Gurudas Sivadas, a resident of 8th block Koramangala in Bengaluru, received a call from an unknown number (84689 38330), one day. A woman told him that his late father, who had expired in 1997, had left behind a life insurance policy, with him as the nominee.
He was asked to claim the amount in the policy, Rs 145,580, on the same day from Life Insurance Corporation of India (LIC), failing which the money would be transferred to the government account, as the delay in making the claims was too long.
When Sivadas said he would seek advice from one of his relatives who worked in LIC, he was told that his relative would not be able to guide him, as the file number and details of his policy paper were a secret, known only to her and a few other senior LIC officers.
Asked why no letter regarding the policy nomination had been mailed to his address, he was told that the letter had been mailed, but was returned as the address entered by his father was incomplete.
The woman read out his and his father’s name accurately, but got the pin code wrong. The pin code of Koramangala is 560034, but she read it out as 560044. When he began enquiring about the details of the policy, the call was disconnected.
A few minutes later, the same woman called him back from a different number (90154 38149), and handed the phone over to a person she claimed was the LIC officer who was in charge of dealing with this policy.
“He wanted to talk only in Hindi,” Sivadas recalls. “He was so talkative that he hardly gave me a chance to ask him questions.” The person explained to Sivadas that the delay in processing the nomination had occurred because his father had left the details in the nomination incomplete. He assured Sivadas that he would transfer the amount to Sivadas’ savings account, if Sivadas sent him two passport size photos, and a photo-copy of his PAN card and address proof.
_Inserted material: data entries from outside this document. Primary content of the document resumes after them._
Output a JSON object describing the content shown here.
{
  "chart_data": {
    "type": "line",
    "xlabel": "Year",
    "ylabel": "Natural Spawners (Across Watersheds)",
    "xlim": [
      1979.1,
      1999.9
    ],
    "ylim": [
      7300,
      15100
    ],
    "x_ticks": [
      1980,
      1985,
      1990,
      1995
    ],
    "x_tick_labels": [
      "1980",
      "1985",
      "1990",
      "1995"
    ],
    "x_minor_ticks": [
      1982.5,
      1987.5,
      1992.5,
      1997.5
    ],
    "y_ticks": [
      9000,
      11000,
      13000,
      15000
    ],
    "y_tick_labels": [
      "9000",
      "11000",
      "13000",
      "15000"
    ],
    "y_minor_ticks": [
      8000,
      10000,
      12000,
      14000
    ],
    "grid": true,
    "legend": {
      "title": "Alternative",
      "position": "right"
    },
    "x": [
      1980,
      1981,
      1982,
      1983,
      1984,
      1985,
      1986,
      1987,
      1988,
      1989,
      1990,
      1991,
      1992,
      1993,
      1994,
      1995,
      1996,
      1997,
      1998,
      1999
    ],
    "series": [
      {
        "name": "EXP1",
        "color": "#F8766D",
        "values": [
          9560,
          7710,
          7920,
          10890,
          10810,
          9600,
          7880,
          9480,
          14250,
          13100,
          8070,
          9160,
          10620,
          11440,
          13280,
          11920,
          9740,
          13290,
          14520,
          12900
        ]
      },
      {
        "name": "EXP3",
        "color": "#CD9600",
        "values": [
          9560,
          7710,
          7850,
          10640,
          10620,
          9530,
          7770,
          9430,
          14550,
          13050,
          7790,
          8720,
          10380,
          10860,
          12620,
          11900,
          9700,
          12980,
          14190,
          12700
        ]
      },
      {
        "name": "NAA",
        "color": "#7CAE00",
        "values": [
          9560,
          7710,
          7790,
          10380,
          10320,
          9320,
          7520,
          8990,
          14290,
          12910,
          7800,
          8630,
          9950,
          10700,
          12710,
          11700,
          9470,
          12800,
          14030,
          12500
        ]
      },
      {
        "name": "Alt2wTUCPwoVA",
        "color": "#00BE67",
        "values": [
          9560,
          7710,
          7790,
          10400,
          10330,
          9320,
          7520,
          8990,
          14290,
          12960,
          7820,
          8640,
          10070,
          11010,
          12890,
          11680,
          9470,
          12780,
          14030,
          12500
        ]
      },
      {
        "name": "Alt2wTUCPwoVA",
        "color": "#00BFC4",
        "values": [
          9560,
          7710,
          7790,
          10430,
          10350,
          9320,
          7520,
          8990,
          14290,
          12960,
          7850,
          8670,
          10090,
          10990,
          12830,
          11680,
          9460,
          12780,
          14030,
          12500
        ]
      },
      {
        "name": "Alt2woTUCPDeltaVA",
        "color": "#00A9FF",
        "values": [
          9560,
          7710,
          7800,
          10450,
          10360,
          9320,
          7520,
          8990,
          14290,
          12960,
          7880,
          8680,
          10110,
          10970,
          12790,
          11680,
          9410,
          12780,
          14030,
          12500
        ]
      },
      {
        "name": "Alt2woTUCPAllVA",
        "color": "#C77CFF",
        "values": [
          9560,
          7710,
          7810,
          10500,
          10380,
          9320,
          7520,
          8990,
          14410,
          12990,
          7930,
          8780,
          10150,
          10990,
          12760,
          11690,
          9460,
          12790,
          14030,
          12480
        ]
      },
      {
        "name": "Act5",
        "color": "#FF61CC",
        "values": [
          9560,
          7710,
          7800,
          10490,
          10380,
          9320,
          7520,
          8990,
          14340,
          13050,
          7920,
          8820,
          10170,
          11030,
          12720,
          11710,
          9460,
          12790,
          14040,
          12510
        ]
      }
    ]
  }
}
He was also asked to send along with these documents, a crossed cheque for Rs 14,999 in favour of Shree Investment solutions, because LIC, he was told, had to invest a part of the amount in this firm. Sivadas, convinced that he was dealing with a fraudster who was in possession of some of his important details, went to his bank and requested them in writing to stop operations of his account.
(Citizen Matters tried looking for a listing for Shree Investment Solutions, and found a company called Shree Investment. On calling them, we were told that their firm name was only Shree Investment, without the ‘Solutions’. However, they stated that they had received several calls in the past, asking for Shree Investment Solutions.)
When Sivadas went to the police station to lodge a complaint, the inspector allegedly politely turned down his request on the grounds that the it would be futile. Hundreds of such incidents take place and it would be impossible to trace them, the police told him. “Anyway you haven’t lost your money. So why worry?’ was the justification given by the police for turning down his request.
The person called him once again while Sivadas was in the police station. When he handed over the phone to the inspector, the line was disconnected. That was the last call he received from them.
What to do when you are asked for your policy details over the phone?
The Executive Director of LIC has issued a mail, warning its policyholders that there have been complaints about receiving calls from persons claiming to be from LIC or Insurance Regulatory and Development Authority of India (IRDA), promising them undue amounts or bonuses.
Before disclosing any information, verify that the caller is actually from LIC, by checking with your regular agent. Alternately, you can also call the IVRS number 1251 or mail email@example.com for verification.
If you happen to find out that the call you received was fraudulent, file an FIR with the police. LIC’s mail however does not mention what is to be done if the police refuses to file an FIR, as it happened in Sivadas’ case. Also ensure you leave a complaint on the TRAI regulated phone number, 1909, within three days of receiving the call.
Remember, when something sounds too good to be true, it usually is!